The main goal of these schools was to assimilate Native American youth into a more European and American culture. Pratt along with those who agreed with him believed it was necessary to “civilize” the Indian. And by “civilize” they meant “Christianize” and bring them into European-American customs. Can this same philosophy be seen in the U.S. today?

According to an NPR article, in 1945, Bill Wright, a Pattwin Indian, was sent to the Stewart Indian School in Nevada at just 6 years old. He remembers staff bathing him in kerosene and shaving his head. At these schools, Native children were stripped of their culture.

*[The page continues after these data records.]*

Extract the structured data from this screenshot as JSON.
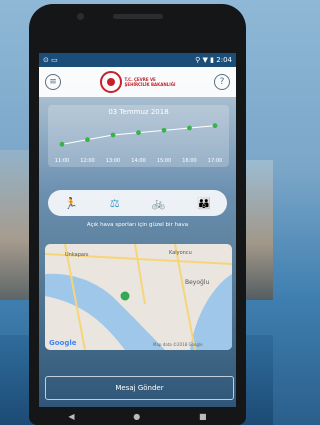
{
  "status": {
    "time": "2:04"
  },
  "header": {
    "menu_icon": "menu-icon",
    "help_label": "?",
    "logo_line1": "T.C. ÇEVRE VE",
    "logo_line2": "ŞEHİRCİLİK BAKANLIĞI"
  },
  "chart": {
    "date": "03 Temmuz 2018",
    "times": [
      "11:00",
      "12:00",
      "13:00",
      "14:00",
      "15:00",
      "16:00",
      "17:00"
    ]
  },
  "chart_data": {
    "type": "line",
    "x": [
      "11:00",
      "12:00",
      "13:00",
      "14:00",
      "15:00",
      "16:00",
      "17:00"
    ],
    "y": [
      1,
      2,
      3,
      3.5,
      4,
      4.5,
      5
    ],
    "title": "03 Temmuz 2018",
    "xlabel": "",
    "ylabel": ""
  },
  "activities": [
    "running-icon",
    "gym-icon",
    "cycling-icon",
    "family-icon"
  ],
  "message": "Açık hava sporları için güzel bir hava",
  "map": {
    "labels": [
      "Unkapanı",
      "Kalyoncu",
      "Beyoğlu",
      "Google"
    ],
    "footer": "Map data ©2018 Google"
  },
  "send_label": "Mesaj Gönder",
  "colors": {
    "status": "#1a4d78",
    "accent": "#3a9bc9",
    "point": "#37b34a",
    "logo": "#c8202a"
  }
}
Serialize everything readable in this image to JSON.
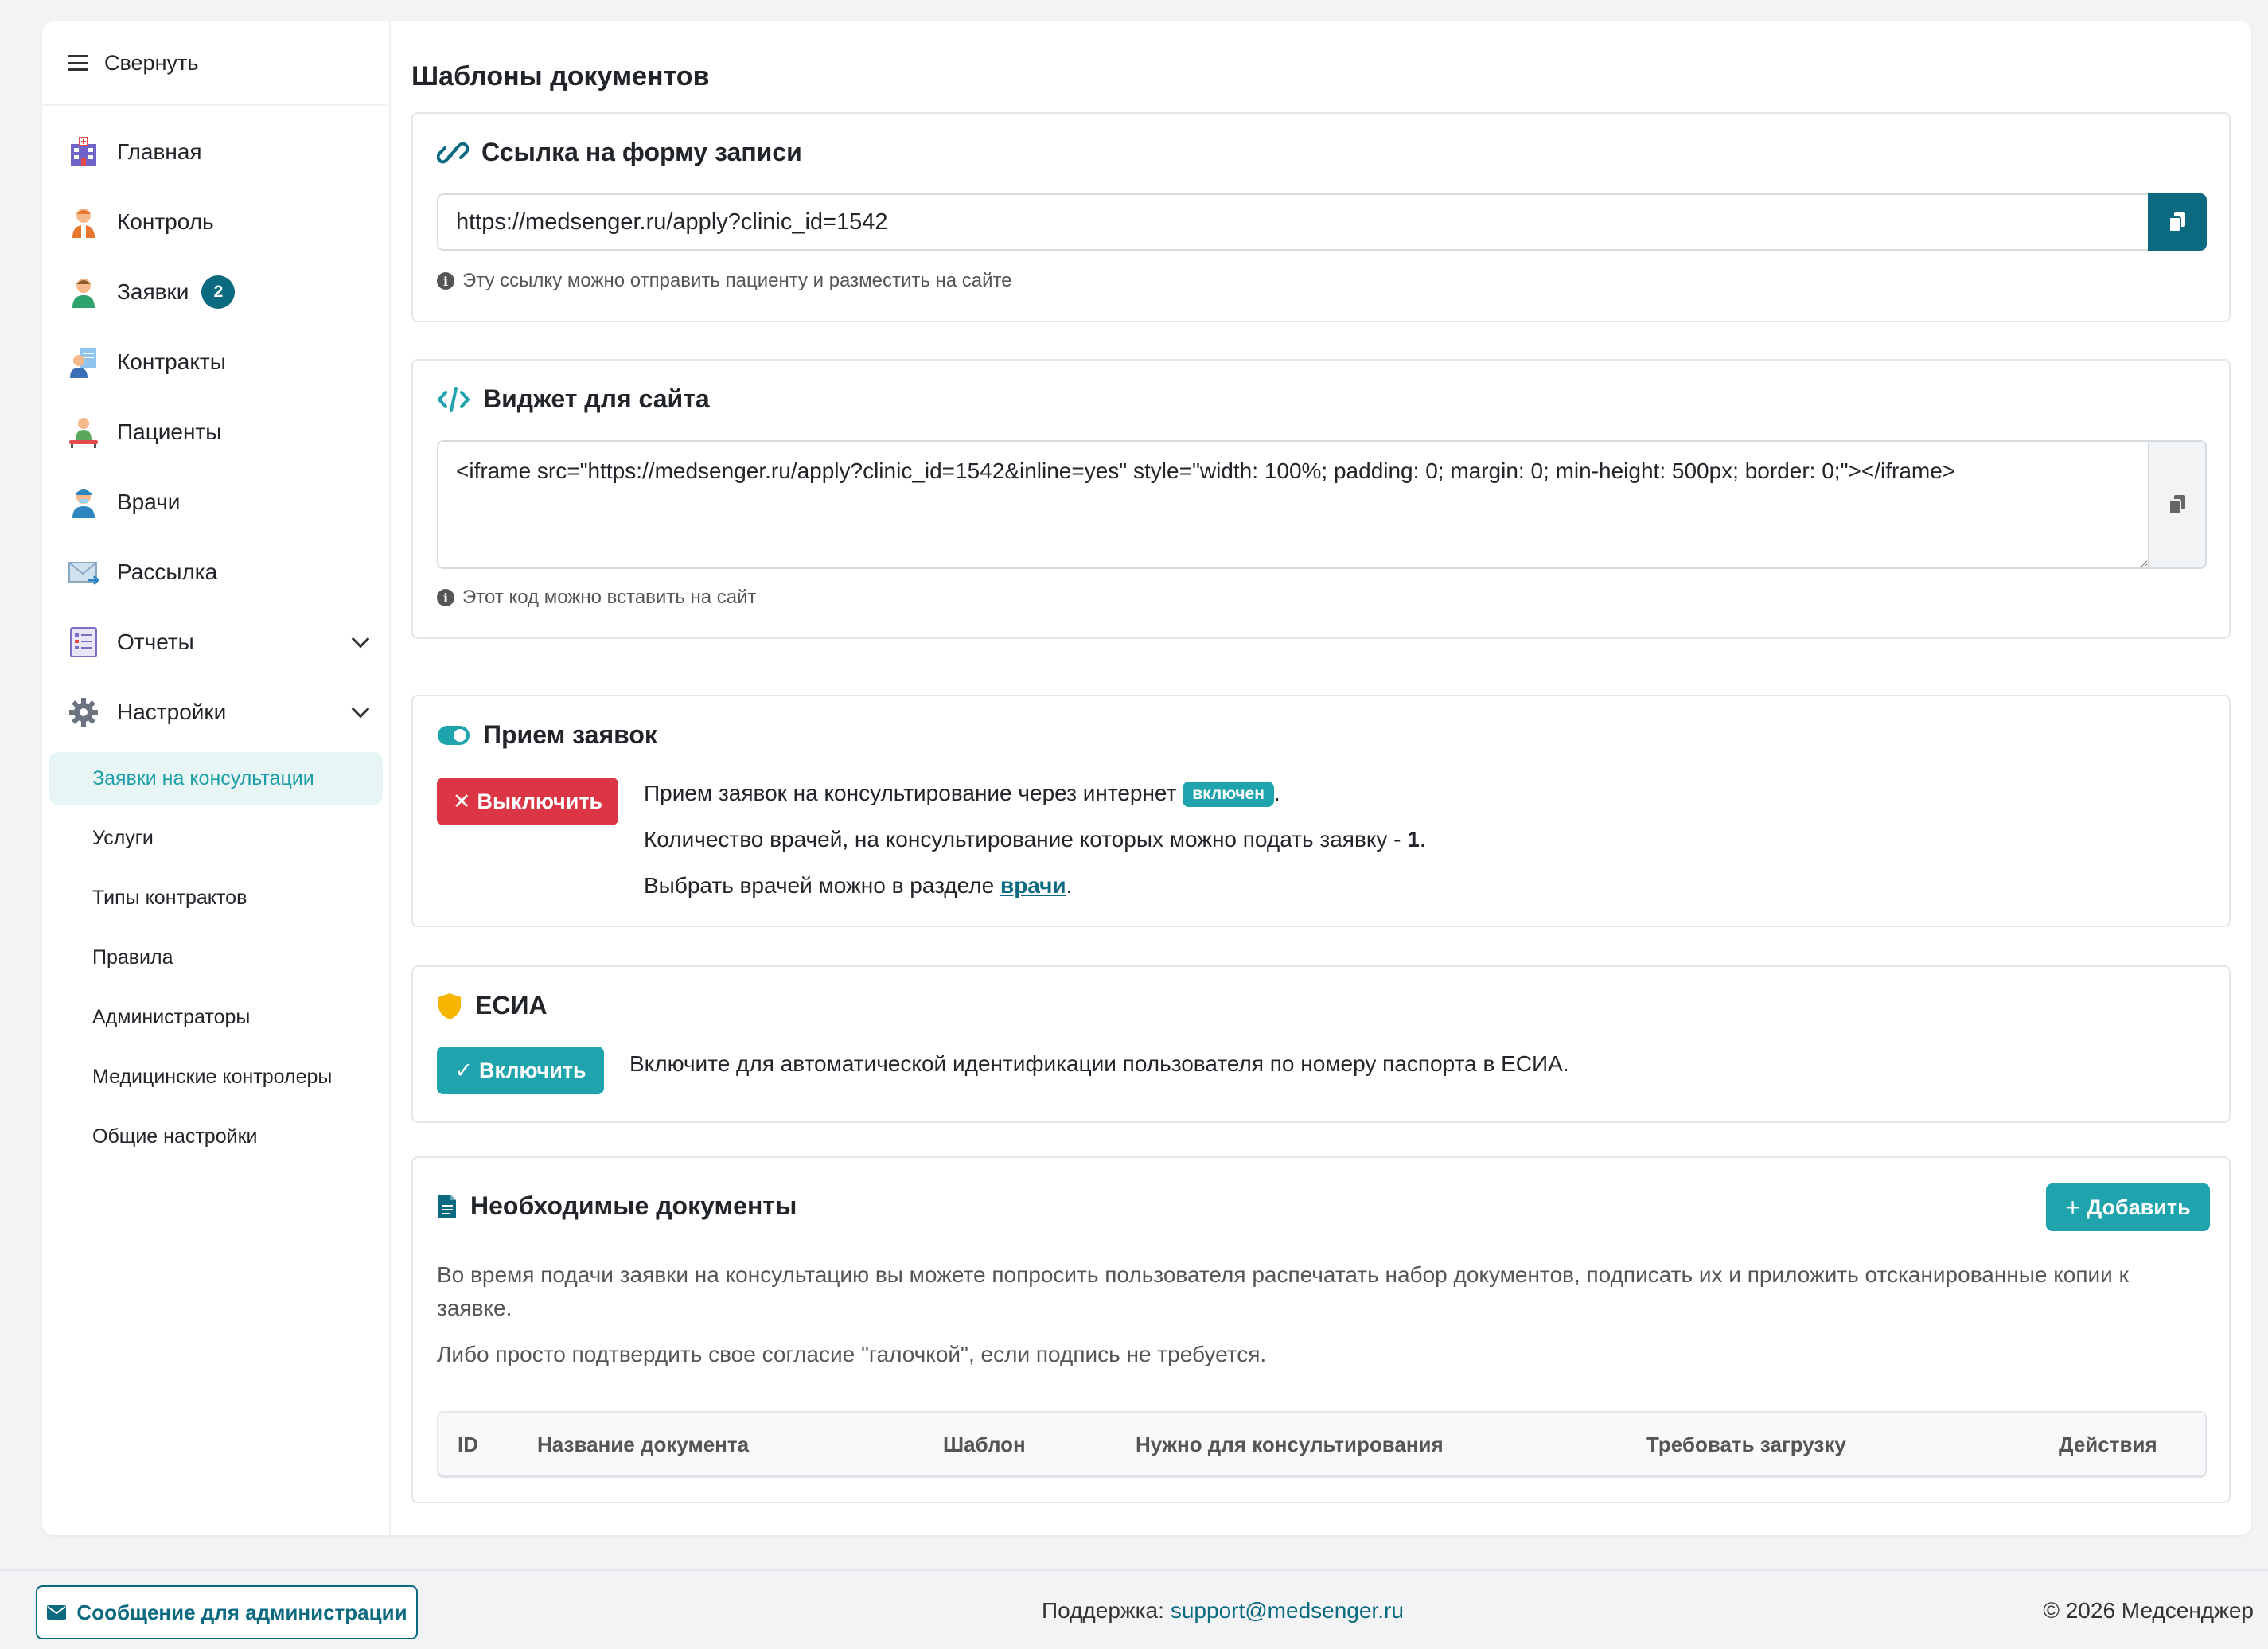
{
  "sidebar": {
    "collapse_label": "Свернуть",
    "items": [
      {
        "label": "Главная",
        "icon": "hospital-icon"
      },
      {
        "label": "Контроль",
        "icon": "doctor-icon"
      },
      {
        "label": "Заявки",
        "icon": "user-icon",
        "badge": "2"
      },
      {
        "label": "Контракты",
        "icon": "contract-icon"
      },
      {
        "label": "Пациенты",
        "icon": "patient-icon"
      },
      {
        "label": "Врачи",
        "icon": "physician-icon"
      },
      {
        "label": "Рассылка",
        "icon": "mail-icon"
      },
      {
        "label": "Отчеты",
        "icon": "report-icon"
      },
      {
        "label": "Настройки",
        "icon": "gear-icon"
      }
    ],
    "settings_sub": [
      {
        "label": "Заявки на консультации",
        "active": true
      },
      {
        "label": "Услуги"
      },
      {
        "label": "Типы контрактов"
      },
      {
        "label": "Правила"
      },
      {
        "label": "Администраторы"
      },
      {
        "label": "Медицинские контролеры"
      },
      {
        "label": "Общие настройки"
      }
    ]
  },
  "page": {
    "title": "Шаблоны документов"
  },
  "link_card": {
    "title": "Ссылка на форму записи",
    "url": "https://medsenger.ru/apply?clinic_id=1542",
    "hint": "Эту ссылку можно отправить пациенту и разместить на сайте"
  },
  "widget_card": {
    "title": "Виджет для сайта",
    "code": "<iframe src=\"https://medsenger.ru/apply?clinic_id=1542&inline=yes\" style=\"width: 100%; padding: 0; margin: 0; min-height: 500px; border: 0;\"></iframe>",
    "hint": "Этот код можно вставить на сайт"
  },
  "requests_card": {
    "title": "Прием заявок",
    "button": "Выключить",
    "line1": "Прием заявок на консультирование через интернет",
    "status_pill": "включен",
    "line2_prefix": "Количество врачей, на консультирование которых можно подать заявку - ",
    "line2_count": "1",
    "line3_prefix": "Выбрать врачей можно в разделе ",
    "line3_link": "врачи"
  },
  "esia_card": {
    "title": "ЕСИА",
    "button": "Включить",
    "text": "Включите для автоматической идентификации пользователя по номеру паспорта в ЕСИА."
  },
  "docs_card": {
    "title": "Необходимые документы",
    "add_button": "Добавить",
    "para1": "Во время подачи заявки на консультацию вы можете попросить пользователя распечатать набор документов, подписать их и приложить отсканированные копии к заявке.",
    "para2": "Либо просто подтвердить свое согласие \"галочкой\", если подпись не требуется.",
    "columns": [
      "ID",
      "Название документа",
      "Шаблон",
      "Нужно для консультирования",
      "Требовать загрузку",
      "Действия"
    ]
  },
  "footer": {
    "admin_message": "Сообщение для администрации",
    "support_label": "Поддержка:",
    "support_email": "support@medsenger.ru",
    "copyright": "© 2026 Медсенджер"
  },
  "colors": {
    "primary": "#0b6a80",
    "accent": "#1fa4ae",
    "danger": "#dc3545",
    "warning": "#f7b500"
  }
}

They were unable to wear their hair long or speak their language.

Wright told NPR that he lost not only his language, but also his American Indian name.

“I remember coming home and my grandma asked me to talk Indian to her and I said, ‘Grandma, I don’t understand you,’” Wright said. “She said, ‘Then who are you?’”

Wright told his grandmother his name was Billy. “‘Your name’s not Billy. Your name’s ‘TAH-rruhm,’” she told him. “And I went, ‘That’s not what they told me.’”

On top of that, conditions within these schools were horrid. Not only did they have to abandon their Native identity and cultures, but there were cases of sexual, mental and physical abuse in these schools. Discipline was a huge part of the schools. By the 1960s, a congressional report found that many teachers still saw their role as civilizing American Indian students instead of educating them.

Most of the schools were closed down by 2007. Many tribal nations insisted on establishing community-based schools and have also founded many tribal colleges and universities.

Although many Native youth prior to 2007 had to experience the treatment within these boarding schools, some of them came out fighting for their identity. Floyd Red Crow Westerman, a late performer, was haunted by his memories of boarding school. However, he grew up to become an activist with the American Indian Movement and sang songs about his experiences on the reservation and in boarding school.

Floyd Red Crow Westerman

The case of Native American boarding schools may remind one of the conditions black slaves experienced. Black slaves were stripped of their native language, and forced to wear clothes and names that resembled their slave masters’. Today, many Native Americans fight to keep their culture alive by protesting sports teams that use stereotypical images of Native Americans as their mascots, making sure to share their truth on Columbus Day, and sharing their heritage with the world. Blacks continue to rise in a similar way.

Rising up from oppression not only means protesting the wrongful education you’re receiving, but it means attaining the proper education and being fearless enough to put it forward.